A los postres de la reunión navideña, una amiga me enseña orgullosa el móvil que ha heredado de su hija adolescente: está como nuevo y me dice que hace unas fotos maravillosas. El mundo al revés. “Pues si es tan maravilloso ¿por qué no lo sigue utilizando tu hija?” “Ya sabes, a ellos les gusta fardar, como lo llevan al cole y eso…”

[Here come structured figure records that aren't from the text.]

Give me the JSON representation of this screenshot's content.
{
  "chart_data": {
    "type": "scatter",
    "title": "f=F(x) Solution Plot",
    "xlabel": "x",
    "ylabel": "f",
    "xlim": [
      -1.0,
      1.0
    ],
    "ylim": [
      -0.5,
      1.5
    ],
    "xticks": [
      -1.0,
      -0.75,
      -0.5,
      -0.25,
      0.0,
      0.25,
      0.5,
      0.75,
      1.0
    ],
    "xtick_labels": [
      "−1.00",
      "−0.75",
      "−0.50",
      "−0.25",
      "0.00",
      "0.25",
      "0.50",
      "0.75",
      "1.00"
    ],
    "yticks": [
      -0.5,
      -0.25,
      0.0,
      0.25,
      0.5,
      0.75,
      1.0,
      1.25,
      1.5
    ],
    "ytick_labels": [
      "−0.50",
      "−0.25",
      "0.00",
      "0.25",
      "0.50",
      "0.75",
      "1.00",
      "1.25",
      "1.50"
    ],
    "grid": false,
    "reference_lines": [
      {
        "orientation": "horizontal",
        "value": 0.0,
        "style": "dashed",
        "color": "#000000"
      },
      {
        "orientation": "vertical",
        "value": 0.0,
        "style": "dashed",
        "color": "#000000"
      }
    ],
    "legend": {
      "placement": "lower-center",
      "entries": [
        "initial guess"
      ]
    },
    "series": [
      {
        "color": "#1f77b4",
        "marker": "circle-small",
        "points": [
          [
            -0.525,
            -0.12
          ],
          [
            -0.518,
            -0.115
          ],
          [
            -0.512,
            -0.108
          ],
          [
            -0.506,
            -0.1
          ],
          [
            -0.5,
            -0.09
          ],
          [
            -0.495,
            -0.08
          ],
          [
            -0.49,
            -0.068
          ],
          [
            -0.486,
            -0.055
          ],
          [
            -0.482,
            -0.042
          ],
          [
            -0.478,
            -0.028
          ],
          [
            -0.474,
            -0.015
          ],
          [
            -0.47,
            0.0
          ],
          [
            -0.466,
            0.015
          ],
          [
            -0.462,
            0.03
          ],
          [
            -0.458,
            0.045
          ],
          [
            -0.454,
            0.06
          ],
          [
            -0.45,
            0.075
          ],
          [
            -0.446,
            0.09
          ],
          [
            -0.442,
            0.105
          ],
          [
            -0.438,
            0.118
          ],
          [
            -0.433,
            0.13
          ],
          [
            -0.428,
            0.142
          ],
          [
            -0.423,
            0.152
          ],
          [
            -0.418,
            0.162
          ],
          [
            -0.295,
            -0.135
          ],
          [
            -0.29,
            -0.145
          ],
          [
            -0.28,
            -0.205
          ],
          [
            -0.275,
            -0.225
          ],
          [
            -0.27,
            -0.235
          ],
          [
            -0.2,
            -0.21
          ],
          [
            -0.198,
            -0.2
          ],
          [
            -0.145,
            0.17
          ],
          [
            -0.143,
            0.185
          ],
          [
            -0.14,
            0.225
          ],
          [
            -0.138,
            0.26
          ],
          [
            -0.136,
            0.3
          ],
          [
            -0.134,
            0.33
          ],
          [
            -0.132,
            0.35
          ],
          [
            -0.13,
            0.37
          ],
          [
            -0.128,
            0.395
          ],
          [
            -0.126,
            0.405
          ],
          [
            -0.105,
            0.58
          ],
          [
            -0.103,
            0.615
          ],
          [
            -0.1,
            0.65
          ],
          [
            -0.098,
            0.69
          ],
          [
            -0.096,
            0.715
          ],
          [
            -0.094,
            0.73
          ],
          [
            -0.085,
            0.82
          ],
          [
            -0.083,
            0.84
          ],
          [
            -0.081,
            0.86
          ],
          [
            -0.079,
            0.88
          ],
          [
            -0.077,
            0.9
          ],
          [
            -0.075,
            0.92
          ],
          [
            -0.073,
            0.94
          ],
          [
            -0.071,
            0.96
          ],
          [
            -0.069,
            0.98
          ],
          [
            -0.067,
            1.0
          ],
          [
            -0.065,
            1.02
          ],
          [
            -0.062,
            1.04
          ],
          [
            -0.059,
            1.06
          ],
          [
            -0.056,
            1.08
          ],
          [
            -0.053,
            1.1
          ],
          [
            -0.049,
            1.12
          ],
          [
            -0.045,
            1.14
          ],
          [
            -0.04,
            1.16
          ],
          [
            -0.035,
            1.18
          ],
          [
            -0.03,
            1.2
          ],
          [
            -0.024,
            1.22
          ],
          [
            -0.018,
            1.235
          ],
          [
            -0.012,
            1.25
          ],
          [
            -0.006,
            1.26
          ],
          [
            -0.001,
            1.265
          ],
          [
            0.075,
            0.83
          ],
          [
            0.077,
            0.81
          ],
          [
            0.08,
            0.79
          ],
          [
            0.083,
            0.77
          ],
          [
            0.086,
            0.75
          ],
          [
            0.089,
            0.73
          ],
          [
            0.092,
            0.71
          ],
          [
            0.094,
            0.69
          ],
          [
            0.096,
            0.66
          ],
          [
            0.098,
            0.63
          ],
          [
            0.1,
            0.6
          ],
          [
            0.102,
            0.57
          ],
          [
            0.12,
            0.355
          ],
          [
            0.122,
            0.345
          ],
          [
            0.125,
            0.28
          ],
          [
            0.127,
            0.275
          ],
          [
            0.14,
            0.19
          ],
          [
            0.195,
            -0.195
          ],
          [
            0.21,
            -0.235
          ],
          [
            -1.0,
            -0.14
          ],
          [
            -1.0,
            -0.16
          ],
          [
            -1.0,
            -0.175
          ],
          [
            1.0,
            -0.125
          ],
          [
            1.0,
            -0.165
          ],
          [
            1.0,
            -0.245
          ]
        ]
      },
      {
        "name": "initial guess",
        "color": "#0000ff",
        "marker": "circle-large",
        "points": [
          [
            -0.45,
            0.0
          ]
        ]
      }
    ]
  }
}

Francia acaba de aprobar una ley para prohibir el uso de cualquier dispositivo móvil en los colegios. Se aplicará al inicio del próximo curso escolar en todos los niveles desde primaria, porque hay niños que vienen a clase pertrechados con sus móviles ya a los 7 u 8 años. El ministro de educación quiere reservar su utilización para situaciones de emergencia o para uso pedagógico y evitar a toda costa la proliferación de teléfonos en el patio del colegio, lo que no favorece precisamente las relaciones sociales entre los alumnos ni la práctica de juegos o deportes (tan importantes en la infancia). Además, con esta medida pretende reducir las situaciones de acoso, suprimiendo dentro de los recintos escolares las constantes fotografías y videos que son expandidos inmediatamente por las redes sociales.
Algunos reglamentos internos de los colegios en España restringen el uso de dispositivos móviles, pero con escaso éxito. Con o sin ley detrás, la prohibición es difícil de aplicar, salvo con un guardia jurado y un escáner que, como en los aeropuertos, revisen a la entrada del cole las mochilas y la ropa de los niños para confiscar cualquier aparato ilegal.

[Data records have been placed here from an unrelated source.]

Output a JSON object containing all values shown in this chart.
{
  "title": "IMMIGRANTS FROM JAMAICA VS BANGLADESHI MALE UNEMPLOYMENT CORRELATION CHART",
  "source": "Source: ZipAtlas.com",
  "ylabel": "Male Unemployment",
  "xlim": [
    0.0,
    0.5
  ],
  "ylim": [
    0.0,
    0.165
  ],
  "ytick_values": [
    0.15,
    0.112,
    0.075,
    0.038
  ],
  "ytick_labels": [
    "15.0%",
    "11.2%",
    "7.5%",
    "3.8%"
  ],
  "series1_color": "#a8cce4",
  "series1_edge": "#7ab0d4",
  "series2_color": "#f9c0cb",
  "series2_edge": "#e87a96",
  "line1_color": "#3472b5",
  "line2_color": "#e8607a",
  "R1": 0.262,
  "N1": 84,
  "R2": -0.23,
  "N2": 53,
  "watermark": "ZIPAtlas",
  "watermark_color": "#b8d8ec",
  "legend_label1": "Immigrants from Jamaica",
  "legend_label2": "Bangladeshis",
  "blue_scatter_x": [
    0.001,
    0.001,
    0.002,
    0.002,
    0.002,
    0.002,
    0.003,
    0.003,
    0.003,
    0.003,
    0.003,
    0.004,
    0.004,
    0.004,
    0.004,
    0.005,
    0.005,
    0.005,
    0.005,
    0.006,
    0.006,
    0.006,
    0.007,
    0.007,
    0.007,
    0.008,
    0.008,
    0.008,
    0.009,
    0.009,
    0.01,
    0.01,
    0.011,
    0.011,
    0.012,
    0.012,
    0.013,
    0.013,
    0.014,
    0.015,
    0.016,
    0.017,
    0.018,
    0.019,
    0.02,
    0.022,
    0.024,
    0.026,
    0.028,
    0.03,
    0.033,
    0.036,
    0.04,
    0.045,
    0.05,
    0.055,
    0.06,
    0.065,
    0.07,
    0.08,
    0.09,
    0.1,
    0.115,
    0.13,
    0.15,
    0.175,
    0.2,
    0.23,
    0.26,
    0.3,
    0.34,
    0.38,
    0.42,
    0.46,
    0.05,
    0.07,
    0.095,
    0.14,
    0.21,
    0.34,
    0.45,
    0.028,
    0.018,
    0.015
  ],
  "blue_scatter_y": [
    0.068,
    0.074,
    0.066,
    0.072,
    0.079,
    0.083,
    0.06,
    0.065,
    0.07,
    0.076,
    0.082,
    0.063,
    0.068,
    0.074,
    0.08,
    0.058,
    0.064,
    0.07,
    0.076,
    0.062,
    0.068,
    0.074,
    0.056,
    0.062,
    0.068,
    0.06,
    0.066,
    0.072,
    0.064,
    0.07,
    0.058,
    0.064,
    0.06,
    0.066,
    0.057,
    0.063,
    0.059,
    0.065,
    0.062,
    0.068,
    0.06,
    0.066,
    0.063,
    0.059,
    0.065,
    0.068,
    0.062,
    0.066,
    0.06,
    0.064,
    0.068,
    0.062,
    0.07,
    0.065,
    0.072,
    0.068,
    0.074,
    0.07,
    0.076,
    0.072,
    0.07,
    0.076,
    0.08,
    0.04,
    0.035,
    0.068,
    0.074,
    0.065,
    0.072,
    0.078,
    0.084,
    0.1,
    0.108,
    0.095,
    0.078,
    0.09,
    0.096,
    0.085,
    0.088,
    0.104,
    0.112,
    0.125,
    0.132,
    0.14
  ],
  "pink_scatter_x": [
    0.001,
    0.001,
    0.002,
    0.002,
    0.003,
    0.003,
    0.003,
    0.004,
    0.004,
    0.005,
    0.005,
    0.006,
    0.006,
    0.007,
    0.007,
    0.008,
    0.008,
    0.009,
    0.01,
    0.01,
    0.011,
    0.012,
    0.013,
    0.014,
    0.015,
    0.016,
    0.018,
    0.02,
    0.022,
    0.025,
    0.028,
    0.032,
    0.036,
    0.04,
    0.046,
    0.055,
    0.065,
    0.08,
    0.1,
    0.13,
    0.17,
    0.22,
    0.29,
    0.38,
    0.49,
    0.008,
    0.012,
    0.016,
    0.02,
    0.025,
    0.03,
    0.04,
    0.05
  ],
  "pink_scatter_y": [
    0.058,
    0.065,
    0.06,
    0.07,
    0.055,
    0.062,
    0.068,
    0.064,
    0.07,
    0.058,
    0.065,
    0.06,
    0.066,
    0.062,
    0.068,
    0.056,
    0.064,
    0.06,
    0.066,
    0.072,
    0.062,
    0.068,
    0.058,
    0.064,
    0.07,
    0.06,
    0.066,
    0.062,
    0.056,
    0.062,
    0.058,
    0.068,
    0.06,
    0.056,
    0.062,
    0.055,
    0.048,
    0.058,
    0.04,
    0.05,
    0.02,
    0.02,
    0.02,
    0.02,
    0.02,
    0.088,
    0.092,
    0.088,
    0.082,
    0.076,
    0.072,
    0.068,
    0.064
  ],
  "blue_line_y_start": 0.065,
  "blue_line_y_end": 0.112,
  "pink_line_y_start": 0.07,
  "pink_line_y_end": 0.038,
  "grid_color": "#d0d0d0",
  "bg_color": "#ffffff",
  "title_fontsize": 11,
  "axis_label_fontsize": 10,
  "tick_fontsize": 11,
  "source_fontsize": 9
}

Hace poco sostuve el bolso de una compañera de trabajo para que pudiera ponerse el abrigo mientras caminábamos hacia el ascensor y me sorprendió el inusual peso. “Pero ¿qué llevas aquí dentro, te has traído la plancha por si te ataca un desaprensivo por la calle?” Ella rápidamente atendió mi curiosidad: lo que carga todos los días a la oficina es el módem, para que sus niños no puedan tener internet ni wifi en casa cuando no está presente. “Suprimida la red, suprimido el problema” sentencia con una sonrisa, y bajamos a comer.